I’ve been very lucky to have (mostly) worked with the kindest editors imaginable. Supportive and skillfully diplomatic, they’re capable of saying the things you don’t want to hear, showing you the weaknesses you don’t want to admit to, and even telling you that what you just submitted is crap, utter crap. It chafes at first, but on second read their notes seem unduly reasonable. (This skill comes in handy for rejections, of course.) Your editor is not necessarily your friend. Their job isn’t to tell you what you want to hear, but what you need to hear. Think about that for a moment. These folks don’t have the luxury of just waving you off and saying, “Oh, that’s fine. No, leave it, it’s perfect!” Instead they must hack, slash, omit, question, and ask for elaboration. And that’s not easy when you’re dealing with someone else’s ego. Which leads me to…
…because they put up with a lot of garbage.
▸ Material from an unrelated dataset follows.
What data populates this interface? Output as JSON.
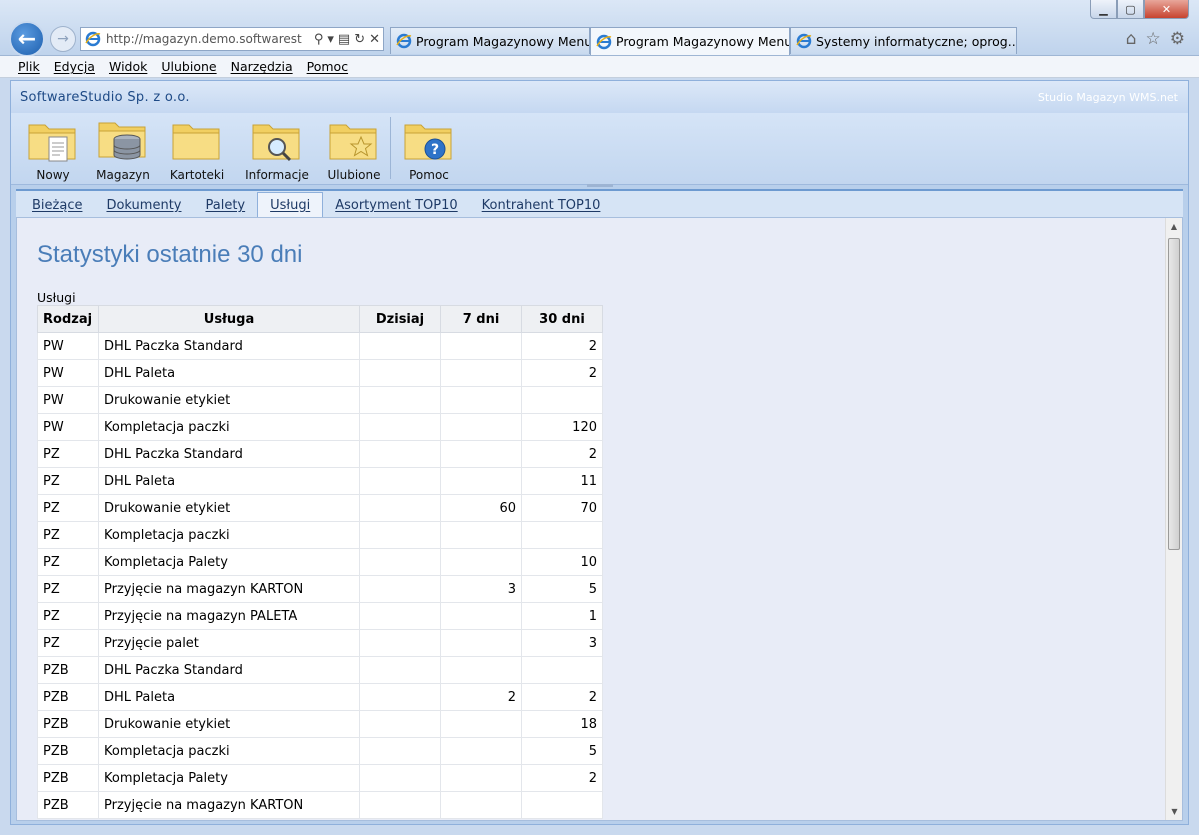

If you ever need some insight into what many editors have to put up with, you might want to poke around the publishing or #amediting circles on social media. For starters, they have to deal with bruised egos when a query letter is rejected. In some cases, rejected writers and authors can become verbally abusive or even harass the editor (note to writers: this is a fantastic way to make publishers and agents flee). Editors have to accommodate late submissions, excuses, and deadlines, and juggle pressure from their bosses, demanding workloads, sensitive writer egos, manuscripts submitted in Comic Sans, unending corrections, and the knowledge that any error not caught is a stain on their reputation. And that’s all before they have to ask a writer or author for revisions.
…because they try to get through the slush pile.
For editors who work in book publishing, there is always the slush pile. This tends to be an overwhelming tower (in my head, it’s always tottering and listing dangerously to one side) of unsolicited manuscripts sent by unagented authors. It is always there, taunting editors with its promises of unexpected reading joy…or terrible dismay. When you’re reading and editing all day, sometimes the last thing you want to do is face another manuscript. And yet the possibility of finding a potentially great book beckons them to the pile. And so they do their best to read as many as they can, even when they are dog-tired.
…because they’re not perfect—but at the end of the day, they love the written word.
Not every editor is perfect. Sometimes they make mistakes. Sometimes their decisions aren’t always correct. And sometimes they’ll make choices that seem confounding and downright frustrating. After all, editors have the potential to be the agents of change in the literary world—at least, within whatever constraints they might be under by their employers. But even then (like when Hachette staff walked out in protest of Woody Allen’s book), many editors are still working for change, to amplify marginalized and diverse voices, and to shift the tide of publishing for everyone.
Love your editors.
Even when they frustrate you.
Even when you disagree with them.
Even when they suggest cutting those fifty pages you’ve just submitted.
Because at the end of the day, most (if not all) editors are not just doing their job, they’re trying to make your book the best it can be and to make the world a better place for readers. And that deserves every writer’s respect.
Dedicated to the many excellent editors I have had the joy and privilege to know and work with.